Le mouvement béhavioriste, qui a marqué le développement de la psychologie scientifique, est cependant réducteur. En effet, Watson et les béhavioristes insistent sur l'idée que les comportements ont une base associative, à la fois par la découverte des associations entre neurones (les synapses) et par celle du conditionnement. Vers 1900, le physiologiste russe Ivan Petrovitch Pavlov démontra en effet, grâce à des expériences menées sur des chiens, que, par la répétition, un stimulus neutre (un son) associé à un stimulus actif (un morceau de viande dans la gueule) devient lui-même actif pour le réflexe salivaire.

Pour Watson et ses successeurs, le conditionnement sera le modèle du mécanisme de base par lequel tous les comportements s'établissent et se spécifient. De l'intelligence à la personnalité, tout s'explique, pour le béhaviorisme, en termes d'associations plus ou moins complexes.

Le béhaviorisme sera fortement critiqué par différents courants théoriques, en particulier par la psychologie pathologique (Pierre Janet), la psychanalyse (Freud), la psychologie génétique (Piaget), la psychologie différentielle (Spearman, Burt).

La véritable révolution viendra de nouvelles sciences et des techniques de l'électronique. La recherche dans les télécommunications donne naissance à la théorie de l'information (Claude E. Shannon, 1949) et à la cybernétique (Norbert Wiener, 1948), science nouvelle des systèmes machines ainsi que des systèmes vivants capables d'autorégulation (feed-back) et de communication. En Grande-Bretagne, puis aux États-Unis, sont construits les premiers ordinateurs. La cybernétique et l'informatique vont fédérer des chercheurs de différentes disciplines, générant de nouveaux concepts appliqués à la fois au cerveau humain et au «cerveau électronique». Tandis que les informaticiens empruntent des concepts psychologiques (mémoire, langage, «intelligence artificielle»), les chercheurs en psychologie utilisent des concepts cybernétiques ou informatiques (codage, traitement, stockage, etc.). Cependant, contrairement à une idée répandue, les psychologues ne comparent pas le fonctionnement du cerveau à un ordinateur, mais le fonctionnement de l'un et de l'autre est appréhendé dans la perspective du traitement de l'information.
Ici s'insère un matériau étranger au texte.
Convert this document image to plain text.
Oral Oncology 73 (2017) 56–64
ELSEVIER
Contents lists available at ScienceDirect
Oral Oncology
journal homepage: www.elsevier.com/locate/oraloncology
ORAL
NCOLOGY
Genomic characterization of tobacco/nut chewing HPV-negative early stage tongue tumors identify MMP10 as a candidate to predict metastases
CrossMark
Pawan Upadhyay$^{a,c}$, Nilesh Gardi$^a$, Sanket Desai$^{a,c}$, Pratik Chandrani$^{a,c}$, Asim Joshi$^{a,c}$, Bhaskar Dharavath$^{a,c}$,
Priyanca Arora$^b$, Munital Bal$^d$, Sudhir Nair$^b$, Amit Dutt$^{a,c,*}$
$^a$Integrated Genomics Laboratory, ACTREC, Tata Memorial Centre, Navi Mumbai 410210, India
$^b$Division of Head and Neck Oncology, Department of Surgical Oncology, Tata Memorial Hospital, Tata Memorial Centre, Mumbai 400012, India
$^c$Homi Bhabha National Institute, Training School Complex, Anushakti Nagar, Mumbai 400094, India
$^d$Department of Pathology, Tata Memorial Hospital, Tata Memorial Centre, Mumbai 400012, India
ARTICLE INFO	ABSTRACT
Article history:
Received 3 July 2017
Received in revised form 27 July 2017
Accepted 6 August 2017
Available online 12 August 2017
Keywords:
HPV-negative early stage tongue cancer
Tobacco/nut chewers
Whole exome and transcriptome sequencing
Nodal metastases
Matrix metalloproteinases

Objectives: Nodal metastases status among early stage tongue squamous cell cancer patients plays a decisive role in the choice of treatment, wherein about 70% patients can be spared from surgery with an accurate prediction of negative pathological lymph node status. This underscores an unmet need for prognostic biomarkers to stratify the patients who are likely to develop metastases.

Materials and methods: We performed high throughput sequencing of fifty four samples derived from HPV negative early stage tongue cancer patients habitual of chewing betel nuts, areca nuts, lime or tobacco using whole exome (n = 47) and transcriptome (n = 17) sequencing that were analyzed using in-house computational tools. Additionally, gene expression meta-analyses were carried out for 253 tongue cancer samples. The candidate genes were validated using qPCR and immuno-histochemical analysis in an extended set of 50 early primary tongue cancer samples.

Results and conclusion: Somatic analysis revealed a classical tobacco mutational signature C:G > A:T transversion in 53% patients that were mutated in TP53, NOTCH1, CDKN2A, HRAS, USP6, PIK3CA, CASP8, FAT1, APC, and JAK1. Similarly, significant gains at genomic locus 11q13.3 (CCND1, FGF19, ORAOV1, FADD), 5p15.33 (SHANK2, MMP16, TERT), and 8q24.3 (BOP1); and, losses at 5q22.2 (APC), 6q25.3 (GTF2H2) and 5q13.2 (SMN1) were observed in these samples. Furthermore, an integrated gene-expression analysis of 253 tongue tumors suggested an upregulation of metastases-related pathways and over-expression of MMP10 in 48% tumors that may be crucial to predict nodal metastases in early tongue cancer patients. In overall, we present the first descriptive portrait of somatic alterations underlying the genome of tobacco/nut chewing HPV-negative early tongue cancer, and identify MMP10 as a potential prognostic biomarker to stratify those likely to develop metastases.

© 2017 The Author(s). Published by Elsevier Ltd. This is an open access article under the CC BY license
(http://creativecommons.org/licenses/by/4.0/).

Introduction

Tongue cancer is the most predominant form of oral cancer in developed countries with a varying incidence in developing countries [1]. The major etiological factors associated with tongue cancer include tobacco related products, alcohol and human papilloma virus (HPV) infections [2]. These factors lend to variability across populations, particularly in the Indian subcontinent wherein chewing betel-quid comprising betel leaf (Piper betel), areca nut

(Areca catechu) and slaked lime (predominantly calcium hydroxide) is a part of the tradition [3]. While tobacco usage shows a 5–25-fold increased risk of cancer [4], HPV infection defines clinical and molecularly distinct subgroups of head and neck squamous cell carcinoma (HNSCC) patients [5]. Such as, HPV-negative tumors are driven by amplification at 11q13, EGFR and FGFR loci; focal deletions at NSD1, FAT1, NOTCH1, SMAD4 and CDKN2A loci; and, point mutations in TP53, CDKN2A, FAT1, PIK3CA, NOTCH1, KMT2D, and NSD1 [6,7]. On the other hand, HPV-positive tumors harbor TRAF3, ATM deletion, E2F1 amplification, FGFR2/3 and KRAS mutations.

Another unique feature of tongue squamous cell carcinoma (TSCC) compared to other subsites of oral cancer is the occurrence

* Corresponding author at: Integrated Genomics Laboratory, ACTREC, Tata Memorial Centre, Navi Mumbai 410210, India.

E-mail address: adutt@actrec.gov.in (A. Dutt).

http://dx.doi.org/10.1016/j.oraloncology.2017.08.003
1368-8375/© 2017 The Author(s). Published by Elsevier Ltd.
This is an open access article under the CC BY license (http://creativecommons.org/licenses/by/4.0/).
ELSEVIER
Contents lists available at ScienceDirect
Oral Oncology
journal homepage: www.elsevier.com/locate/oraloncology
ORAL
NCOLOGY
La perception et le langage sont ainsi considérés comme des codes de plus en plus élaborés d'informations sensorielles; la mémoire est conçue comme un ensemble de modules de stockage, avec des codes et des vitesses d'oubli différents; la personnalité, dans cette vision, n'est plus dirigée par un inconscient mystérieux: elle correspond désormais à l'ensemble des règles sociales mémorisées qui déclenchent des stratégies maximalisant les gains et minimalisant les pertes (chantage de l'enfant avec ses parents, conflit entre des protagonistes...). Cette approche remet à l'honneur le fonctionnement et les structures mentales, valorise les systèmes de représentations analogiques (images) ou alphanumériques (langage) qui permettent de produire les connaissances (intelligence) et de les stocker (mémoire). La dénomination psychologie cognitive (de cognition, «connaissance») implique qu'on se place dans la perspective du traitement de l'information. L'apport comportementaliste (béhavioriste) n'est cependant pas renié; la conception associative revient en force sous la dénomination de connexionnisme, terme issu de la théorie de l'intelligence artificielle, qui analyse les connaissances sous forme de réseaux de connexions entre neurones «formels» (symboles simulant le fonctionnement du cerveau dans les ordinateurs).

À mesure que la psychologie se différencie, elle apparaît de plus en plus solidaire d'autres disciplines. Ainsi, les sciences cognitives regroupent certains secteurs de la psychologie et de l'informatique, et les neurosciences fédèrent plusieurs secteurs de la psychologie et des sciences biologiques.